Experimenting, digging or drilling at one spot on the ice means a lot of standing, little walking, and so even quicker getting cold feet. The cold was cutting in due time through my mountain shoes. And filling them with three pair of thick socks meant that there was no air layer anymore inside to fight the freezing cold. To dam the cold cutting through, arctic boots have a kind of inner sole with air pockets, which use the great insulating properties of still air.
Today we are first going to measure CO2-concentrations in the ice.
A flag in the ice points the way we are heading to by snow scooter. Three days ago technician Keith Johnson from the Department of Fisheries and Oceans – IOS put there four tubes with permeable walls into the ice, at four different depths. Now they are frozen into the ice. “We call them peepers”, Keith says. The ‘peepers’ slowly take in CO2 from the surrounding ice, until the concentration in the tubes is the same as in the ice. Three days should be enough for that slow process, he hopes.
Arriving at the spot with the flag, some small metal pipes stick into the air. Through these little pipes the gas from the tubes is analyzed. PhD-student Nicolas-Xavier Geilfus from the University of Brussels reads the CO2-concentrations and Keith writes them down.
“We know pretty well how much CO2 the oceans absorb”, Keith tells, “but the role of the sea ice in the exchange of CO2-fluxes is much less known. This is what we are trying to find out with our measurements. In the winter, when it’s really cold, the ice works as an insulating cap between the atmosphere and the seawater. Then there is no CO2-flux going through. But in the spring, when the air is getting warmer, the ice gets warmer too. Channels in the ice form, which can transport CO2 from the atmosphere to the seawater and vice versa.”
“Besides this, we also want to know what is the role of the CO2-exchange for the ecological system. In the spring, the algae start to bloom. They can absorb a lot of CO2 through the ice.”
When finished with the measurements, we leave the tubes behind us in the ice. “May be we can use them again later”, says Keith. “When the Amundsen leaves this ice floe, a transponder will be left on the floe. So, even when we leave to somewhere else, we will still be able to tell where this piece of ice is drifting. We can use the helicopter or the Amundsen to come back to do new measurements with the tubes or to take them out of the ice.”
When we are done with the CO2-measurements, we drive by snow scooter to the other side of the boat. It’s much windier over there. At the previous spot, the ship was shielding the wind from us. Still, I love to be outside, though it’s good to know that the Amundsen is always close, in case your body really would start to get cold.
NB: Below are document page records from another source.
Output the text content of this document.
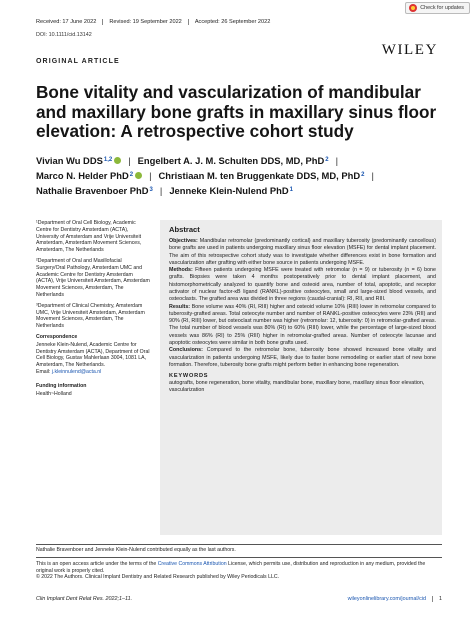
Received: 17 June 2022	Revised: 19 September 2022	Accepted: 26 September 2022
Check for updates
DOI: 10.1111/cid.13142
WILEY
ORIGINAL ARTICLE
Bone vitality and vascularization of mandibular and maxillary bone grafts in maxillary sinus floor elevation: A retrospective cohort study
Vivian Wu DDS 1,2 | Engelbert A. J. M. Schulten DDS, MD, PhD 2 |
Marco N. Helder PhD 2 | Christiaan M. ten Bruggenkate DDS, MD, PhD 2 |
Nathalie Bravenboer PhD 3 | Jenneke Klein-Nulend PhD 1
¹Department of Oral Cell Biology, Academic Centre for Dentistry Amsterdam (ACTA), University of Amsterdam and Vrije Universiteit Amsterdam, Amsterdam Movement Sciences, Amsterdam, The Netherlands
²Department of Oral and Maxillofacial Surgery/Oral Pathology, Amsterdam UMC and Academic Centre for Dentistry Amsterdam (ACTA), Vrije Universiteit Amsterdam, Amsterdam Movement Sciences, Amsterdam, The Netherlands
³Department of Clinical Chemistry, Amsterdam UMC, Vrije Universiteit Amsterdam, Amsterdam Movement Sciences, Amsterdam, The Netherlands
Correspondence
Jenneke Klein-Nulend, Academic Centre for Dentistry Amsterdam (ACTA), Department of Oral Cell Biology, Gustav Mahlerlaan 3004, 1081 LA, Amsterdam, The Netherlands.
Email: j.kleinnulend@acta.nl
Funding information
Health~Holland
Abstract

Objectives: Mandibular retromolar (predominantly cortical) and maxillary tuberosity (predominantly cancellous) bone grafts are used in patients undergoing maxillary sinus floor elevation (MSFE) for dental implant placement. The aim of this retrospective cohort study was to investigate whether differences exist in bone formation and vascularization after grafting with either bone source in patients undergoing MSFE.

Methods: Fifteen patients undergoing MSFE were treated with retromolar (n = 9) or tuberosity (n = 6) bone grafts. Biopsies were taken 4 months postoperatively prior to dental implant placement, and histomorphometrically analyzed to quantify bone and osteoid area, number of total, apoptotic, and receptor activator of nuclear factor-κB ligand (RANKL)-positive osteocytes, small and large-sized blood vessels, and osteoclasts. The grafted area was divided in three regions (caudal-cranial): RI, RII, and RIII.

Results: Bone volume was 40% (RI, RIII) higher and osteoid volume 10% (RIII) lower in retromolar compared to tuberosity-grafted areas. Total osteocyte number and number of RANKL-positive osteocytes were 23% (RII) and 90% (RI, RIII) lower, but osteoclast number was higher (retromolar: 12, tuberosity: 0) in retromolar-grafted areas. The total number of blood vessels was 80% (RI) to 60% (RIII) lower, while the percentage of large-sized blood vessels was 86% (RI) to 25% (RIII) higher in retromolar-grafted areas. Number of osteocyte lacunae and apoptotic osteocytes were similar in both bone grafts used.

Conclusions: Compared to the retromolar bone, tuberosity bone showed increased bone vitality and vascularization in patients undergoing MSFE, likely due to faster bone remodeling or earlier start of new bone formation. Therefore, tuberosity bone grafts might perform better in enhancing bone regeneration.

KEYWORDS
autografts, bone regeneration, bone vitality, mandibular bone, maxillary bone, maxillary sinus floor elevation, vascularization
Nathalie Bravenboer and Jenneke Klein-Nulend contributed equally as the last authors.
This is an open access article under the terms of the Creative Commons Attribution License, which permits use, distribution and reproduction in any medium, provided the original work is properly cited.
© 2022 The Authors. Clinical Implant Dentistry and Related Research published by Wiley Periodicals LLC.
Clin Implant Dent Relat Res. 2022;1–11.	wileyonlinelibrary.com/journal/cid	1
PhD-student Jens Ehn from the University of Manitoba sets his albedo meter up and measures the light reflection. Sea ice with wet snow on top reflects more than seventy percent, sea ice with dry snow even more than eighty. The more ice melts, the more water, and the more light is absorbed. Which means that the ice starts to melt even more.
After two hours working on the ice, we return to the boat. Still, I do not have cold feet. A big hurrah for the arctic boots.
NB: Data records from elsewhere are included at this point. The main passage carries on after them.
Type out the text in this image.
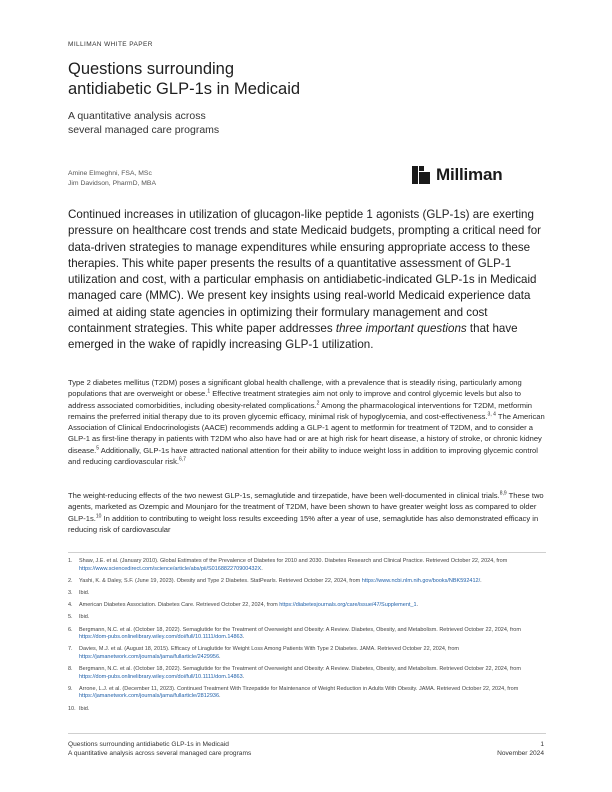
MILLIMAN WHITE PAPER
Questions surrounding
antidiabetic GLP-1s in Medicaid
A quantitative analysis across
several managed care programs
Amine Elmeghni, FSA, MSc
Jim Davidson, PharmD, MBA	Milliman

Continued increases in utilization of glucagon-like peptide 1 agonists (GLP-1s) are exerting pressure on healthcare cost trends and state Medicaid budgets, prompting a critical need for data-driven strategies to manage expenditures while ensuring appropriate access to these therapies. This white paper presents the results of a quantitative assessment of GLP-1 utilization and cost, with a particular emphasis on antidiabetic-indicated GLP-1s in Medicaid managed care (MMC). We present key insights using real-world Medicaid experience data aimed at aiding state agencies in optimizing their formulary management and cost containment strategies. This white paper addresses three important questions that have emerged in the wake of rapidly increasing GLP-1 utilization.

Type 2 diabetes mellitus (T2DM) poses a significant global health challenge, with a prevalence that is steadily rising, particularly among populations that are overweight or obese.$^1$ Effective treatment strategies aim not only to improve and control glycemic levels but also to address associated comorbidities, including obesity-related complications.$^2$ Among the pharmacological interventions for T2DM, metformin remains the preferred initial therapy due to its proven glycemic efficacy, minimal risk of hypoglycemia, and cost-effectiveness.$^{3, 4}$ The American Association of Clinical Endocrinologists (AACE) recommends adding a GLP-1 agent to metformin for treatment of T2DM, and to consider a GLP-1 as first-line therapy in patients with T2DM who also have had or are at high risk for heart disease, a history of stroke, or chronic kidney disease.$^5$ Additionally, GLP-1s have attracted national attention for their ability to induce weight loss in addition to improving glycemic control and reducing cardiovascular risk.$^{6,7}$

The weight-reducing effects of the two newest GLP-1s, semaglutide and tirzepatide, have been well-documented in clinical trials.$^{8,9}$ These two agents, marketed as Ozempic and Mounjaro for the treatment of T2DM, have been shown to have greater weight loss as compared to older GLP-1s.$^{10}$ In addition to contributing to weight loss results exceeding 15% after a year of use, semaglutide has also demonstrated efficacy in reducing risk of cardiovascular

1.	Shaw, J.E. et al. (January 2010). Global Estimates of the Prevalence of Diabetes for 2010 and 2030. Diabetes Research and Clinical Practice. Retrieved October 22, 2024, from https://www.sciencedirect.com/science/article/abs/pii/S016882270900432X.
2.	Yashi, K. & Daley, S.F. (June 19, 2023). Obesity and Type 2 Diabetes. StatPearls. Retrieved October 22, 2024, from https://www.ncbi.nlm.nih.gov/books/NBK592412/.
3.	Ibid.
4.	American Diabetes Association. Diabetes Care. Retrieved October 22, 2024, from https://diabetesjournals.org/care/issue/47/Supplement_1.
5.	Ibid.
6.	Bergmann, N.C. et al. (October 18, 2022). Semaglutide for the Treatment of Overweight and Obesity: A Review. Diabetes, Obesity, and Metabolism. Retrieved October 22, 2024, from https://dom-pubs.onlinelibrary.wiley.com/doi/full/10.1111/dom.14863.
7.	Davies, M.J. et al. (August 18, 2015). Efficacy of Liraglutide for Weight Loss Among Patients With Type 2 Diabetes. JAMA. Retrieved October 22, 2024, from https://jamanetwork.com/journals/jama/fullarticle/2429956.
8.	Bergmann, N.C. et al. (October 18, 2022). Semaglutide for the Treatment of Overweight and Obesity: A Review. Diabetes, Obesity, and Metabolism. Retrieved October 22, 2024, from https://dom-pubs.onlinelibrary.wiley.com/doi/full/10.1111/dom.14863.
9.	Arrone, L.J. et al. (December 11, 2023). Continued Treatment With Tirzepatide for Maintenance of Weight Reduction in Adults With Obesity. JAMA. Retrieved October 22, 2024, from https://jamanetwork.com/journals/jama/fullarticle/2812936.
10. Ibid.
Questions surrounding antidiabetic GLP-1s in Medicaid
A quantitative analysis across several managed care programs
1
November 2024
But even the modern, high-tech arctic boots, lose the game against the traditional Inuit shoes, or ‘kamik’, tells my Inuit-roommate Roger Memorana. I ask him how they are made. “The sole consists of three layers”, he tells. “At the bottom: moose skin, in the middle: musk ox wool and on the top: duffle. The rest of the ‘kamik’ is made out of caribou skin, musk ox skin or – if you want them to be complete waterproof – seal skin.”
“The kamik are both warmer and lighter than the shoes you were wearing today”, Roger tells me. All the other experienced arctic researchers whom I ask agree.